In a real target-validation study, the primary interpretation would rest on four checks:

Instrument fidelity: The same allele score must define the local outcome model and the external beta_ZX denominator.
Pleiotropy robustness: Concordance across IVW, MR-Egger, weighted median, and leave-one-out analyses is more informative than a single point estimate.
Clinical triangulation: Any MR signal should be compared against human genetics, disease biology, and trial safety data for IL-6 pathway blockade.
Literature context: The current colorectal-cancer MR literature for circulating interleukins remains mixed, so this is best treated as a motivating oncology use case rather than a settled causal claim.

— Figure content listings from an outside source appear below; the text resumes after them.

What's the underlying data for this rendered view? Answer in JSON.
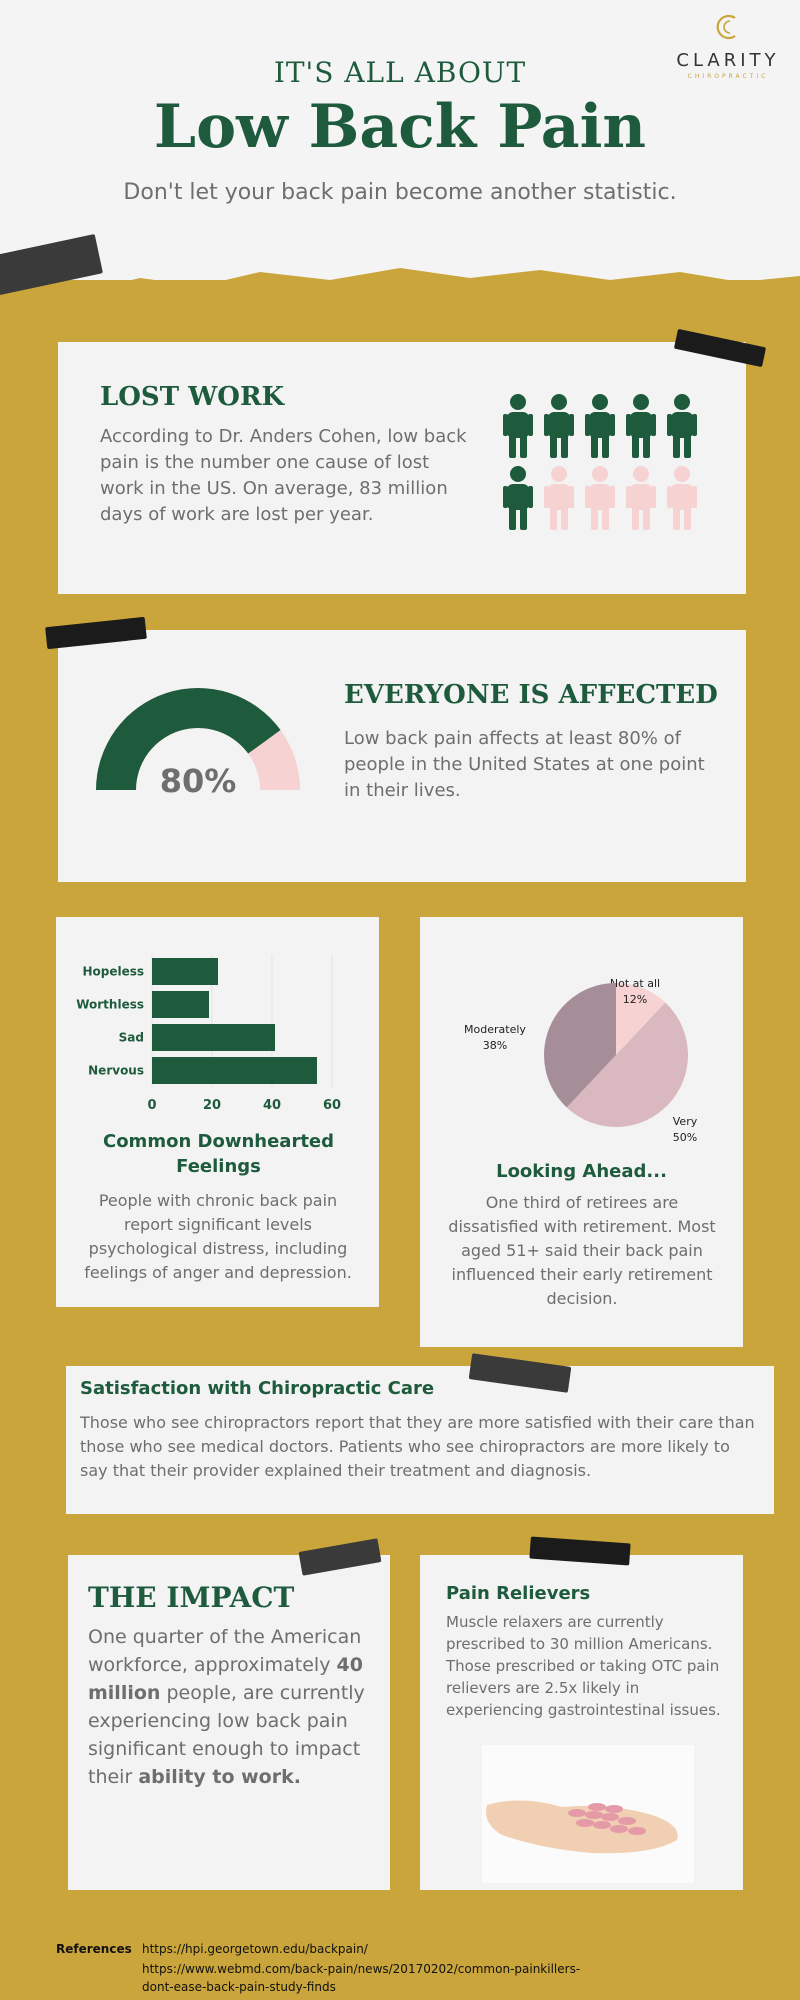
{
  "brand": {
    "name": "CLARITY",
    "sub": "CHIROPRACTIC",
    "logo_icon": "c-swirl-icon",
    "color": "#c9a53b"
  },
  "header": {
    "kicker": "IT'S ALL ABOUT",
    "title": "Low Back Pain",
    "subtitle": "Don't let your back pain become another statistic."
  },
  "colors": {
    "green": "#1e5a3c",
    "gold": "#c9a53b",
    "pink": "#f6d2d2",
    "text": "#6e6e6e"
  },
  "lost_work": {
    "title": "LOST WORK",
    "text": "According to Dr. Anders Cohen, low back pain is the number one cause of lost work in the US. On average, 83 million days of work are lost per year.",
    "people_filled": 6,
    "people_total": 10
  },
  "affected": {
    "title": "EVERYONE IS AFFECTED",
    "percent_label": "80%",
    "percent": 80,
    "text": "Low back pain affects at least 80% of people in the United States at one point in their lives."
  },
  "feelings": {
    "title": "Common Downhearted Feelings",
    "text": "People with chronic back pain report significant levels psychological distress, including feelings of anger and depression."
  },
  "ahead": {
    "title": "Looking Ahead...",
    "text": "One third of retirees are dissatisfied with retirement. Most aged 51+ said their back pain influenced their early retirement decision."
  },
  "chart_data": [
    {
      "type": "bar",
      "orientation": "horizontal",
      "categories": [
        "Hopeless",
        "Worthless",
        "Sad",
        "Nervous"
      ],
      "values": [
        22,
        19,
        41,
        55
      ],
      "xticks": [
        "0",
        "20",
        "40",
        "60"
      ],
      "xlim": [
        0,
        60
      ],
      "grid": true
    },
    {
      "type": "pie",
      "labels": [
        "Not at all",
        "Very",
        "Moderately"
      ],
      "values": [
        12,
        50,
        38
      ],
      "value_labels": [
        "12%",
        "50%",
        "38%"
      ],
      "colors": [
        "#f6d2d2",
        "#d9b9bf",
        "#a58e98"
      ]
    }
  ],
  "satisfaction": {
    "title": "Satisfaction with Chiropractic Care",
    "text": "Those who see chiropractors report that they are more satisfied with their care than those who see medical doctors. Patients who see chiropractors are more likely to say that their provider explained their treatment and diagnosis."
  },
  "impact": {
    "title": "THE IMPACT",
    "text_1": "One quarter of the American workforce, approximately ",
    "bold_1": "40 million",
    "text_2": " people, are currently experiencing low back pain significant enough to impact their ",
    "bold_2": "ability to work."
  },
  "relievers": {
    "title": "Pain Relievers",
    "text": "Muscle relaxers are currently prescribed to 30 million Americans. Those prescribed or taking OTC pain relievers are 2.5x likely in experiencing gastrointestinal issues."
  },
  "references": {
    "label": "References",
    "links": [
      "https://hpi.georgetown.edu/backpain/",
      "https://www.webmd.com/back-pain/news/20170202/common-painkillers-",
      "dont-ease-back-pain-study-finds"
    ]
  }
}
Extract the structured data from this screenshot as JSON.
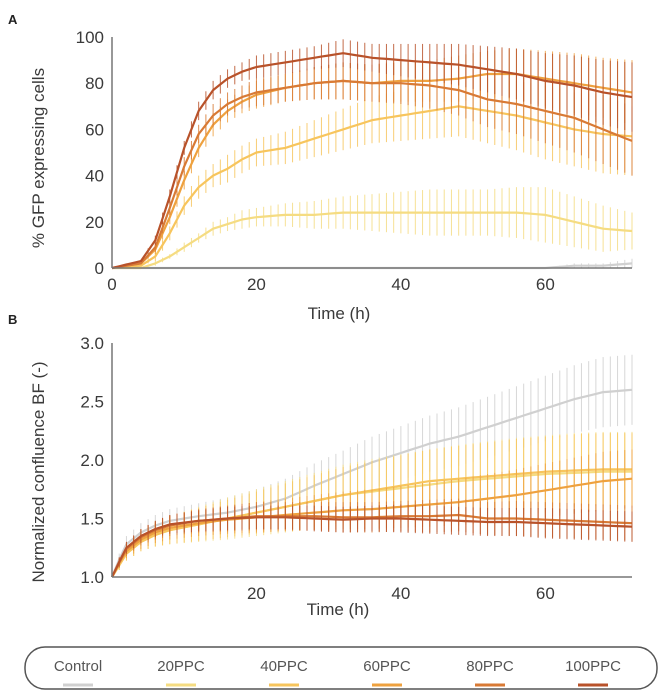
{
  "chart_data": [
    {
      "panel": "A",
      "type": "line",
      "xlabel": "Time (h)",
      "ylabel": "% GFP expressing cells",
      "xlim": [
        0,
        72
      ],
      "ylim": [
        0,
        100
      ],
      "xticks": [
        0,
        20,
        40,
        60
      ],
      "yticks": [
        0,
        20,
        40,
        60,
        80,
        100
      ],
      "error_bars": true,
      "x": [
        0,
        4,
        6,
        8,
        10,
        12,
        14,
        16,
        18,
        20,
        24,
        28,
        32,
        36,
        40,
        44,
        48,
        52,
        56,
        60,
        64,
        68,
        72
      ],
      "series": [
        {
          "name": "Control",
          "color": "#d0d0d0",
          "values": [
            0,
            0,
            0,
            0,
            0,
            0,
            0,
            0,
            0,
            0,
            0,
            0,
            0,
            0,
            0,
            0,
            0,
            0,
            0,
            0,
            1,
            1,
            2
          ],
          "err": [
            0,
            0,
            0,
            0,
            0,
            0,
            0,
            0,
            0,
            0,
            0,
            0,
            0,
            0,
            0,
            0,
            0,
            0,
            0,
            0,
            1,
            1,
            2
          ]
        },
        {
          "name": "20PPC",
          "color": "#f5dc82",
          "values": [
            0,
            0,
            2,
            5,
            9,
            13,
            17,
            19,
            21,
            22,
            23,
            23,
            24,
            24,
            24,
            24,
            24,
            24,
            24,
            23,
            20,
            17,
            16
          ],
          "err": [
            0,
            0,
            1,
            1,
            2,
            2,
            3,
            3,
            4,
            4,
            5,
            6,
            7,
            8,
            9,
            10,
            10,
            10,
            11,
            12,
            11,
            10,
            8
          ]
        },
        {
          "name": "40PPC",
          "color": "#f7c55d",
          "values": [
            0,
            1,
            5,
            15,
            27,
            35,
            40,
            43,
            47,
            50,
            52,
            56,
            60,
            64,
            66,
            68,
            70,
            68,
            66,
            63,
            60,
            58,
            57
          ],
          "err": [
            0,
            0,
            2,
            3,
            4,
            5,
            5,
            6,
            6,
            6,
            7,
            8,
            9,
            10,
            11,
            12,
            13,
            14,
            15,
            16,
            16,
            17,
            17
          ]
        },
        {
          "name": "60PPC",
          "color": "#eea13f",
          "values": [
            0,
            2,
            8,
            22,
            38,
            52,
            62,
            68,
            72,
            75,
            78,
            80,
            81,
            80,
            81,
            81,
            82,
            84,
            84,
            82,
            80,
            78,
            76
          ],
          "err": [
            0,
            0,
            2,
            3,
            4,
            4,
            5,
            5,
            5,
            6,
            6,
            7,
            8,
            8,
            9,
            9,
            10,
            10,
            11,
            12,
            13,
            13,
            14
          ]
        },
        {
          "name": "80PPC",
          "color": "#d87a35",
          "values": [
            0,
            2,
            9,
            26,
            44,
            58,
            66,
            71,
            74,
            76,
            78,
            80,
            81,
            80,
            80,
            79,
            77,
            73,
            71,
            68,
            65,
            60,
            55
          ],
          "err": [
            0,
            0,
            2,
            3,
            4,
            4,
            5,
            5,
            5,
            6,
            6,
            7,
            8,
            8,
            9,
            10,
            11,
            12,
            13,
            14,
            15,
            15,
            15
          ]
        },
        {
          "name": "100PPC",
          "color": "#b8522a",
          "values": [
            0,
            3,
            12,
            31,
            52,
            68,
            77,
            82,
            85,
            87,
            89,
            91,
            93,
            91,
            90,
            89,
            88,
            86,
            84,
            81,
            79,
            76,
            74
          ],
          "err": [
            0,
            0,
            2,
            3,
            3,
            4,
            4,
            4,
            4,
            5,
            5,
            5,
            6,
            6,
            7,
            8,
            9,
            10,
            11,
            12,
            13,
            14,
            15
          ]
        }
      ]
    },
    {
      "panel": "B",
      "type": "line",
      "xlabel": "Time (h)",
      "ylabel": "Normalized confluence BF (-)",
      "xlim": [
        0,
        72
      ],
      "ylim": [
        1.0,
        3.0
      ],
      "xticks": [
        20,
        40,
        60
      ],
      "yticks": [
        "1.0",
        "1.5",
        "2.0",
        "2.5",
        "3.0"
      ],
      "error_bars": true,
      "x": [
        0,
        1,
        2,
        4,
        6,
        8,
        12,
        16,
        20,
        24,
        28,
        32,
        36,
        40,
        44,
        48,
        52,
        56,
        60,
        64,
        68,
        72
      ],
      "series": [
        {
          "name": "Control",
          "color": "#d0d0d0",
          "values": [
            1.0,
            1.15,
            1.28,
            1.38,
            1.44,
            1.48,
            1.52,
            1.55,
            1.6,
            1.67,
            1.78,
            1.88,
            1.98,
            2.06,
            2.14,
            2.2,
            2.28,
            2.36,
            2.44,
            2.52,
            2.58,
            2.6
          ],
          "err": [
            0,
            0.05,
            0.07,
            0.08,
            0.09,
            0.1,
            0.11,
            0.13,
            0.15,
            0.17,
            0.19,
            0.2,
            0.22,
            0.23,
            0.24,
            0.25,
            0.26,
            0.27,
            0.28,
            0.29,
            0.3,
            0.3
          ]
        },
        {
          "name": "20PPC",
          "color": "#f5dc82",
          "values": [
            1.0,
            1.1,
            1.2,
            1.3,
            1.36,
            1.4,
            1.45,
            1.5,
            1.55,
            1.6,
            1.65,
            1.7,
            1.73,
            1.76,
            1.79,
            1.82,
            1.84,
            1.86,
            1.88,
            1.89,
            1.9,
            1.9
          ],
          "err": [
            0,
            0.04,
            0.06,
            0.08,
            0.1,
            0.12,
            0.15,
            0.18,
            0.2,
            0.22,
            0.24,
            0.26,
            0.28,
            0.29,
            0.3,
            0.31,
            0.32,
            0.33,
            0.33,
            0.34,
            0.34,
            0.34
          ]
        },
        {
          "name": "40PPC",
          "color": "#f7c55d",
          "values": [
            1.0,
            1.1,
            1.2,
            1.3,
            1.36,
            1.4,
            1.45,
            1.5,
            1.55,
            1.6,
            1.65,
            1.7,
            1.74,
            1.78,
            1.82,
            1.84,
            1.86,
            1.88,
            1.9,
            1.91,
            1.92,
            1.92
          ],
          "err": [
            0,
            0.04,
            0.06,
            0.08,
            0.1,
            0.12,
            0.14,
            0.16,
            0.18,
            0.2,
            0.22,
            0.24,
            0.25,
            0.26,
            0.27,
            0.28,
            0.29,
            0.3,
            0.3,
            0.31,
            0.31,
            0.31
          ]
        },
        {
          "name": "60PPC",
          "color": "#eea13f",
          "values": [
            1.0,
            1.12,
            1.22,
            1.32,
            1.38,
            1.42,
            1.46,
            1.49,
            1.51,
            1.53,
            1.55,
            1.57,
            1.58,
            1.6,
            1.62,
            1.64,
            1.67,
            1.7,
            1.74,
            1.78,
            1.82,
            1.84
          ],
          "err": [
            0,
            0.04,
            0.06,
            0.08,
            0.09,
            0.1,
            0.11,
            0.12,
            0.13,
            0.14,
            0.15,
            0.16,
            0.17,
            0.18,
            0.19,
            0.2,
            0.21,
            0.22,
            0.23,
            0.24,
            0.25,
            0.25
          ]
        },
        {
          "name": "80PPC",
          "color": "#d87a35",
          "values": [
            1.0,
            1.12,
            1.24,
            1.34,
            1.4,
            1.44,
            1.48,
            1.5,
            1.52,
            1.52,
            1.52,
            1.51,
            1.51,
            1.52,
            1.52,
            1.53,
            1.5,
            1.5,
            1.49,
            1.48,
            1.47,
            1.46
          ],
          "err": [
            0,
            0.04,
            0.06,
            0.07,
            0.08,
            0.09,
            0.1,
            0.11,
            0.12,
            0.12,
            0.12,
            0.13,
            0.13,
            0.13,
            0.14,
            0.14,
            0.14,
            0.15,
            0.15,
            0.15,
            0.15,
            0.15
          ]
        },
        {
          "name": "100PPC",
          "color": "#b8522a",
          "values": [
            1.0,
            1.13,
            1.25,
            1.35,
            1.41,
            1.45,
            1.48,
            1.5,
            1.51,
            1.51,
            1.5,
            1.49,
            1.5,
            1.5,
            1.49,
            1.48,
            1.47,
            1.47,
            1.46,
            1.45,
            1.44,
            1.43
          ],
          "err": [
            0,
            0.04,
            0.05,
            0.06,
            0.07,
            0.08,
            0.09,
            0.1,
            0.1,
            0.1,
            0.11,
            0.11,
            0.11,
            0.12,
            0.12,
            0.12,
            0.12,
            0.12,
            0.13,
            0.13,
            0.13,
            0.13
          ]
        }
      ]
    }
  ],
  "legend": {
    "items": [
      {
        "label": "Control",
        "color": "#d0d0d0"
      },
      {
        "label": "20PPC",
        "color": "#f5dc82"
      },
      {
        "label": "40PPC",
        "color": "#f7c55d"
      },
      {
        "label": "60PPC",
        "color": "#eea13f"
      },
      {
        "label": "80PPC",
        "color": "#d87a35"
      },
      {
        "label": "100PPC",
        "color": "#b8522a"
      }
    ]
  }
}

For readers newer to MR, the key conceptual takeaway is that the package is not estimating “the effect of carrying a risk SNP.” It is using inherited genetic variation as a proxy for a modifiable biology (here, IL-6 signaling), then asking whether people with genetically shifted pathway activity also differ in colorectal cancer risk in the expected direction.